I am converting extensive stata code to R.
In stata, if I have a series of variables such as var1, var2, var3, etc., and I want to change (recode) a specific value if it appears in any of the variables, I can do that using the statement recode var*(9999 = -9). In this case, I want to change all 9999's in the variable series to NA.
HERE IS THE CODE I TRIED
data = data.frame(var1=c(5, 56, 9999, 56, 78, 51),
var2=c( 9999, 56, 43, 56, 78, 9999),
var3=c(5, 34, 56, 78, 76, 79))
varlist=gsub(" ","",paste("data$var",1:3,sep=""))
varlist
summary(data$var2)
for (v in varlist){
v[v=="9999"] = NA
}
summary(data$var2)
data$var2[data$var2==9999] = NA
summary(data$var2)
LOOP DIDN'T WORK, SINGLE ASSIGNMENT (data$var2[data$var2==9999] = NA) DID AS SHOWN BY WHAT THE THREE summary(data$var2) SHOW:
Min. 1st Qu. Median Mean 3rd Qu. Max. 43 56 67 3372 7519 9999
Min. 1st Qu. Median Mean 3rd Qu. Max. 43 56 67 3372 7519 9999
Min. 1st Qu. Median Mean 3rd Qu. Max. NA's 43.00 52.75 56.00 58.25 61.50 78.00 2
THE CONTENTS OF VARLIST IS [1] "data$var1" "data$var2" "data$var3"

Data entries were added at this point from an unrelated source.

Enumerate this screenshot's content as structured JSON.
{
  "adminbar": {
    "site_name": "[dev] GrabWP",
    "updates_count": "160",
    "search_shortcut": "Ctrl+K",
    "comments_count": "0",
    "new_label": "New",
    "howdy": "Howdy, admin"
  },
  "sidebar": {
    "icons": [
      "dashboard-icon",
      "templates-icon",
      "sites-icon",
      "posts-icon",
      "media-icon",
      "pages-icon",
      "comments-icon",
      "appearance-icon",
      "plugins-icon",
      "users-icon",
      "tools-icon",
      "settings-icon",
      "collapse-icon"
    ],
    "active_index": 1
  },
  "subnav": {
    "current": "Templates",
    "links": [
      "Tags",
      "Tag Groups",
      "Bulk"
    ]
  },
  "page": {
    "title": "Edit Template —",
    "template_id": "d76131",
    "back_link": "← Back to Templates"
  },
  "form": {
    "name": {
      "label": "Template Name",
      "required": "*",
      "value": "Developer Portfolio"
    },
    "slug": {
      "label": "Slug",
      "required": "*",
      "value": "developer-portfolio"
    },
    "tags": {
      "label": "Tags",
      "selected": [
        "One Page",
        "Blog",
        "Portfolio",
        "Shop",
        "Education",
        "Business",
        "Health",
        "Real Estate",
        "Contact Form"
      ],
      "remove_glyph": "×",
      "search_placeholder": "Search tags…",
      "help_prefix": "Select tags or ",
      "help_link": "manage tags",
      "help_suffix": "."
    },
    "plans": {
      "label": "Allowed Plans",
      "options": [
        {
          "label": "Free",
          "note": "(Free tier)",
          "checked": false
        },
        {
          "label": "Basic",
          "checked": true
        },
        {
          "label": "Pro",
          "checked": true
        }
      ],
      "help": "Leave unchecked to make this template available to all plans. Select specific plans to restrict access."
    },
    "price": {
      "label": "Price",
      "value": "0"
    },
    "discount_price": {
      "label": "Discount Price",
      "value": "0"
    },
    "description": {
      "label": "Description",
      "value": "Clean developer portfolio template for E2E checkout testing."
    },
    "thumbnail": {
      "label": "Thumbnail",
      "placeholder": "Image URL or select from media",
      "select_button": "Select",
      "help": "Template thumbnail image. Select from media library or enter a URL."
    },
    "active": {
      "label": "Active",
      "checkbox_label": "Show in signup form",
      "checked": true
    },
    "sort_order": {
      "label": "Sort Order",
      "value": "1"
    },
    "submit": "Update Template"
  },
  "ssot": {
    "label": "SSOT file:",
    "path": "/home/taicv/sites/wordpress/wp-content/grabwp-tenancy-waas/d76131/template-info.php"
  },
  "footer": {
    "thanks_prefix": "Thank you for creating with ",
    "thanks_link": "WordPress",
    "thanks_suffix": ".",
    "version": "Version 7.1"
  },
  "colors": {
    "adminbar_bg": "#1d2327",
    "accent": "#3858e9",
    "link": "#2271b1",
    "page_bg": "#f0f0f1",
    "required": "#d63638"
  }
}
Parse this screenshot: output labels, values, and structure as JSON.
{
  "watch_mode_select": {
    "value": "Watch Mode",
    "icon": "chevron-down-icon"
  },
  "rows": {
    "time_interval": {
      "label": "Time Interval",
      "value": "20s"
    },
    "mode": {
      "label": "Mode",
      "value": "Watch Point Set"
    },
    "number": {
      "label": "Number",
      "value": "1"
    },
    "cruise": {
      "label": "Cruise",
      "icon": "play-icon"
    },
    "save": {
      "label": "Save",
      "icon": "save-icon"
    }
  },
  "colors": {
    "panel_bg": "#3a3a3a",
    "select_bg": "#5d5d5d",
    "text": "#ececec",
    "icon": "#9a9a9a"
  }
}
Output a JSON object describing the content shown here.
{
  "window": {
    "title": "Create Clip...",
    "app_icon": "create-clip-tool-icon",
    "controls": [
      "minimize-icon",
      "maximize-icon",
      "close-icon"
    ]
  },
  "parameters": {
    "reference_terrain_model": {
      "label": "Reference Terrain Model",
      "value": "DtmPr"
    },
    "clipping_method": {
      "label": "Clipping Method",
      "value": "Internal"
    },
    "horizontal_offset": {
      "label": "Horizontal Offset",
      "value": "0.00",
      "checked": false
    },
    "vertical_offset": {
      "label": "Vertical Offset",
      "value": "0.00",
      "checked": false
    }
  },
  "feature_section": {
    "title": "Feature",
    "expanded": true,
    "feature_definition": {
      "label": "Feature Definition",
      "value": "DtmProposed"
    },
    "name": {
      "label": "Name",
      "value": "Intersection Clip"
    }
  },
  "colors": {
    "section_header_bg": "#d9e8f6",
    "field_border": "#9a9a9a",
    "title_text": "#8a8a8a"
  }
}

I ALSO TRIED THE FOLLOWING LOOP BASED ON WHAT I FOUND ON STACKOVERFLOW (https://forum.posit.co/t/using-variables-names-in-loops/128653/2):
for (i in 1:3) {
variable = paste0("data$var", i)
variable[variable==9999] = NA
}
IT ALSO DIDN'T WORK.
CLEARLY I'M MISSING SOMETHING HERE.
mutate(across(starts_with("var"), \(x) ifelse(x == 9999, NA, x))should give you what you want.